Stuart Kauffman propone di definire un organismo vivente quale sistema complesso.
"Un sistema complesso" - afferma - "è composto da un gran numero di agenti o entità semplici, che interagiscono sulla base di regole relativamente semplici".
La matematica dei sistemi complessi dimostra che, nonostante la semplicità dei componenti, il sistema risultante dalla loro combinazione presenta "comportamenti emergenti" assai complicati, che non si possono desumere dalle singole entità o regole.
Partendo da questa constatazione Kauffman definisce la vita "un sistema complesso in grado di riprodursi e portar a termine almeno un ciclo di lavoro termodinamico" (4), e ritiene tutte le altre proprietà della vita mera conseguenza di tale caratteristica fondamentale.

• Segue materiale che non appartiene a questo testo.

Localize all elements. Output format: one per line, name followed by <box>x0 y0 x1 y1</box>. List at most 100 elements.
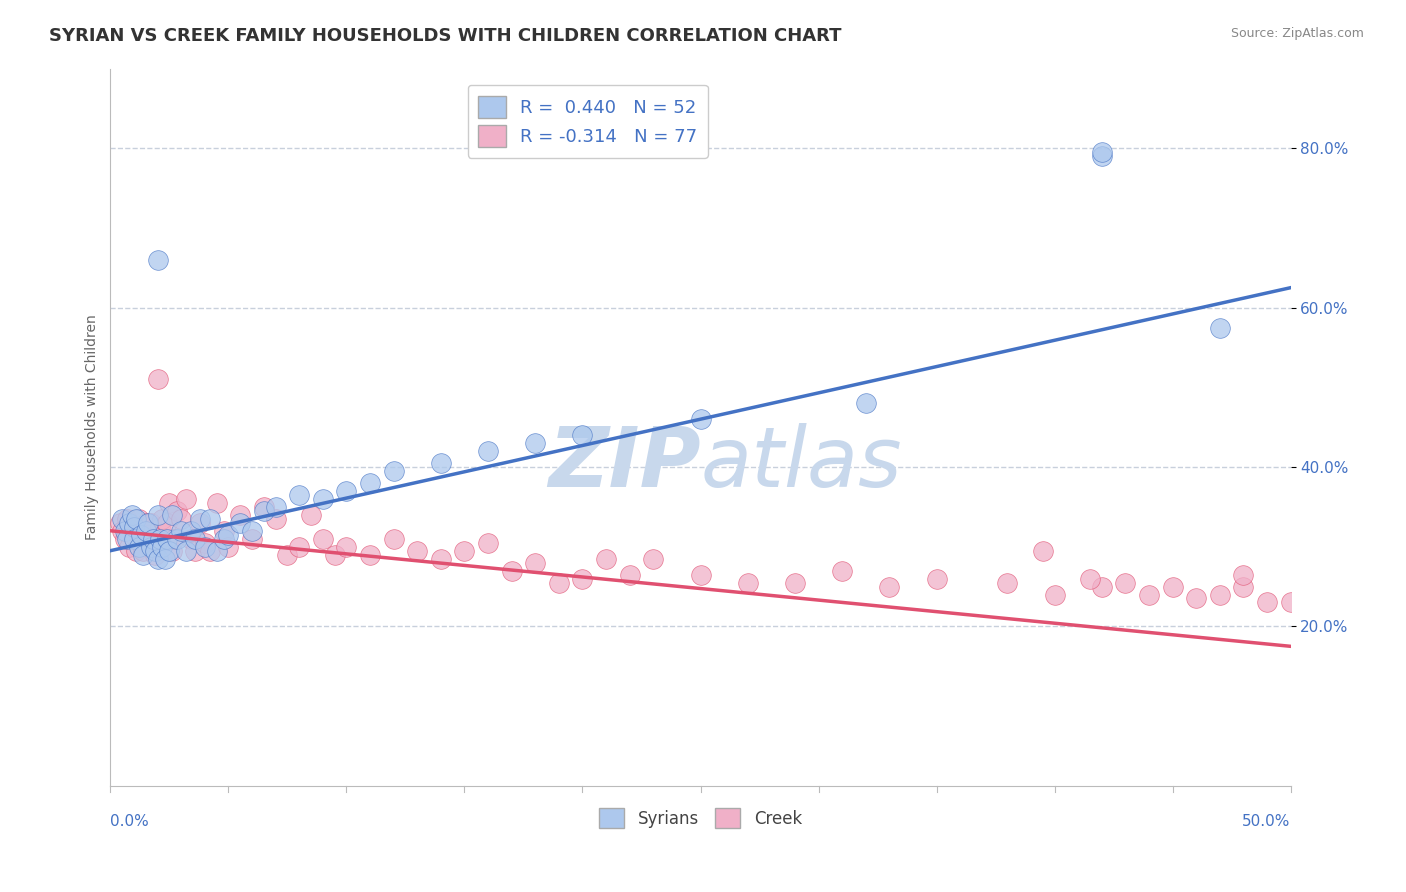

Sappiamo poi che il DNA codifica l'informazione, tuttavia ritenere il DNA la risposta alla domanda "cos'è la vita?" è egualmente riduttivo: qual è il contributo che esso apporta? Potrebbe esistere un qualcosa di simile al DNA che possa svolgere la sua stessa funzione?
I dettagli della biochimica terrestre - sostiene - non possono essere la vera spiegazione della vita: deve esistere un processo astratto che quella particolare biochimica mette in pratica.

Sappiamo ad esempio che il tRNA potrebbe tradurre un codice diverso rispetto a quello che trasforma triplette di DNA in proteine.
Si potrebbe addirittura sintetizzare un tRNA non naturale, ed utilizzandolo verificare che il sistema funzioni lo stesso.
Ne consegue che - almeno come teoria operativa - il sistema utilizzato dalla vita sul nostro pianeta sia solo uno tra i molti possibili, dove molecole simili al DNA si troverebbero a svolgere un ruolo analogo.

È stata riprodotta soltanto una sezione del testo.